BY SALLY C. PIPES – In December, the Food and Drug Administration (FDA) made a decision that could cause thousands of breast cancer patients to lose their last hope. That day, FDA officials voted to revoke approval for Avastin for the treatment of late-stage breast cancer.
This move was a disgrace.
Avastin reduces blood flow to tumors, allowing it to halt the spread of breast cancer in some patients. In one clinical trial, 52 percent of Avastin users saw their tumors stop growing or spreading to other parts of their bodies. In most other breast cancer patients, Avastin acts as a pause button, temporarily sparing women from deteriorating further. On average, Avastin extends life by a few months. However, some “super responders” react especially well and enjoy additional years.
FDA bureaucrats know this but ignored the evidence. The FDA stated last month that Avastin does not offer “a sufficient benefit in slowing disease progression to outweigh the significant risk to patients.”
How could the FDA come to such a conclusion? The agency was likely influenced by Avastin’s cost. Medicare, Medicaid, and private insurers typically pick up a substantial slice of the tab for Avastin, and an annual regimen costs upwards of $90,000.
But for many of the 17,500 American women prescribed Avastin every year, those dollars translate into a substantial amount of extra life – days and months they wouldn’t have had to spend with their friends and families.

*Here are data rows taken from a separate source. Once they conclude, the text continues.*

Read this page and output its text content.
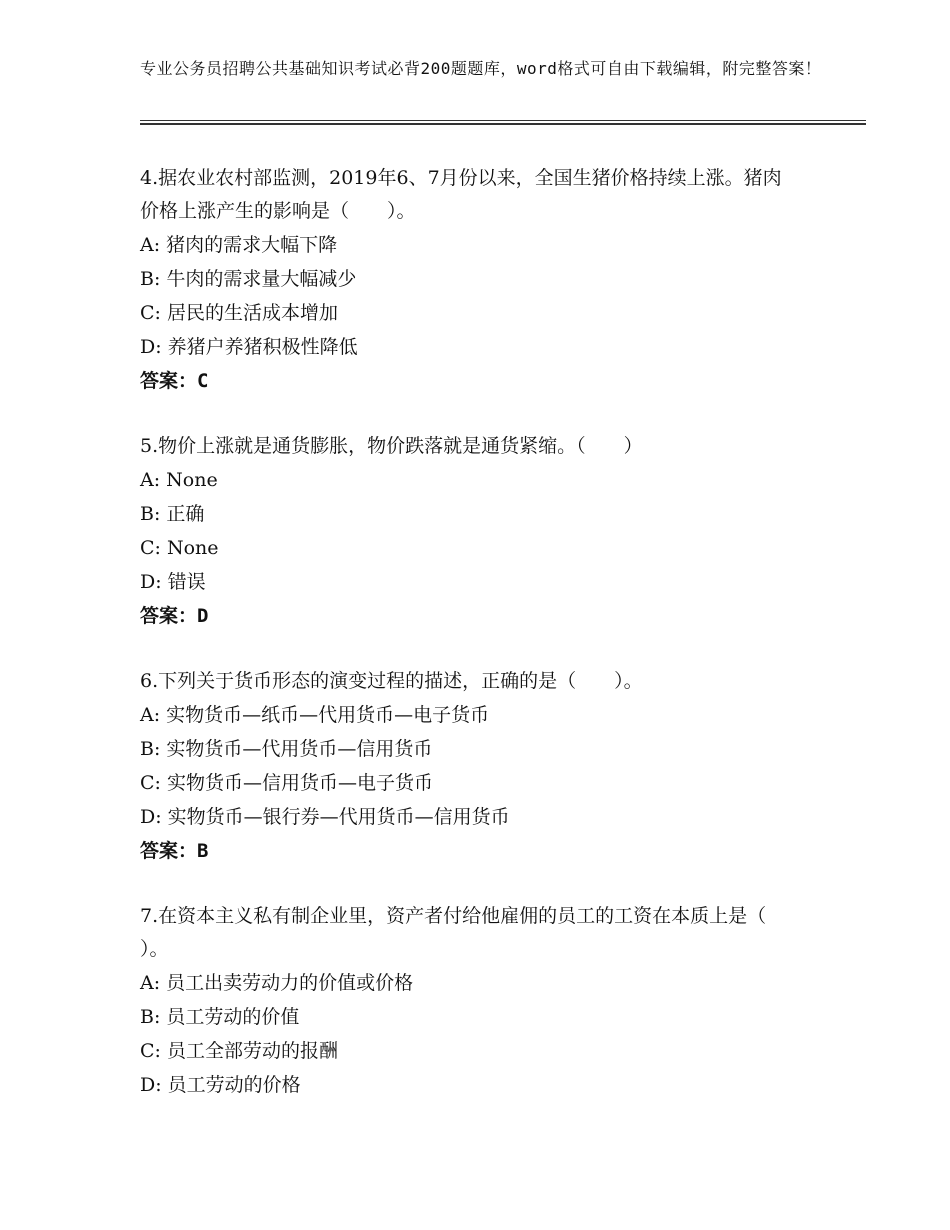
专业公务员招聘公共基础知识考试必背200题题库，word格式可自由下载编辑，附完整答案！

4.据农业农村部监测，2019年6、7月份以来，全国生猪价格持续上涨。猪肉价格上涨产生的影响是（　　）。

A: 猪肉的需求大幅下降

B: 牛肉的需求量大幅减少

C: 居民的生活成本增加

D: 养猪户养猪积极性降低

答案：C

5.物价上涨就是通货膨胀，物价跌落就是通货紧缩。（　　）

A: None

B: 正确

C: None

D: 错误

答案：D

6.下列关于货币形态的演变过程的描述，正确的是（　　）。

A: 实物货币—纸币—代用货币—电子货币

B: 实物货币—代用货币—信用货币

C: 实物货币—信用货币—电子货币

D: 实物货币—银行券—代用货币—信用货币

答案：B

7.在资本主义私有制企业里，资产者付给他雇佣的员工的工资在本质上是（ ）。

A: 员工出卖劳动力的价值或价格

B: 员工劳动的价值

C: 员工全部劳动的报酬

D: 员工劳动的价格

Even among patients that don’t experience a substantial increase in lifespan, Avastin can still significantly improve their quality of life, enabling them to better enjoy the time they have left and meet death with grace and dignity.
Ironically, the exact same day the FDA revoked Avastin’s approval, its counterpart across the Atlantic did the opposite. The European Union’s Committee for Medicinal Products for Human Use had conducted a similar investigation into Avastin in breast cancer treatment. Officials found that the drug, when used in combination with another treatment called paclitaxel, substantially prolonged progression-free survival, and they ruled to retain its approval.
There was a time when U.S. regulators appreciated these miracles. Back in 2008, the FDA granted the drug temporary approval for breast cancer treatment after considering research showing that women on a pharmaceutical cocktail including Avastin lived a median of two to three months longer than patients on a regimen without it.
Last summer, however, the FDA’s Oncologic Drugs Advisory Committee revisited that decision and recommend it be reversed. On Dec. 16, the general body made that recommendation official.
Public insurance programs could use the decision as justification to stop covering Avastin for breast cancer. Private insurers are likely to follow suit. In fact, several national insurers – including Regence and HSCS – have already started restricting reimbursements for Avastin for breast cancer.
So most women are going to be stuck trying to pay for Avastin out-of-pocket. Effectively, the FDA has decided that many late-stage breast cancer patients can get extra time with their loved ones only if they have enough zeros on their bank statement.
Worse still, this decision could smother future pharmaceutical development. Genentech, Avastin’s developer, spent some $2.3 billion creating this treatment. In reaction to this decision, other drug firms will be less likely to make the investments required for research into advanced drugs.
Every year, 40,000 American women die of breast cancer. It’s true that Avastin can’t save most of them. But for a select group, the drug improves life dramatically. It shouldn’t be put on the chopping block.
Sally C. Pipes is President, CEO and Taube Fellow in Health Care Studies at the Pacific Research Institute. Her latest book, The Truth About Obamacare (Regnery 2010), was just released.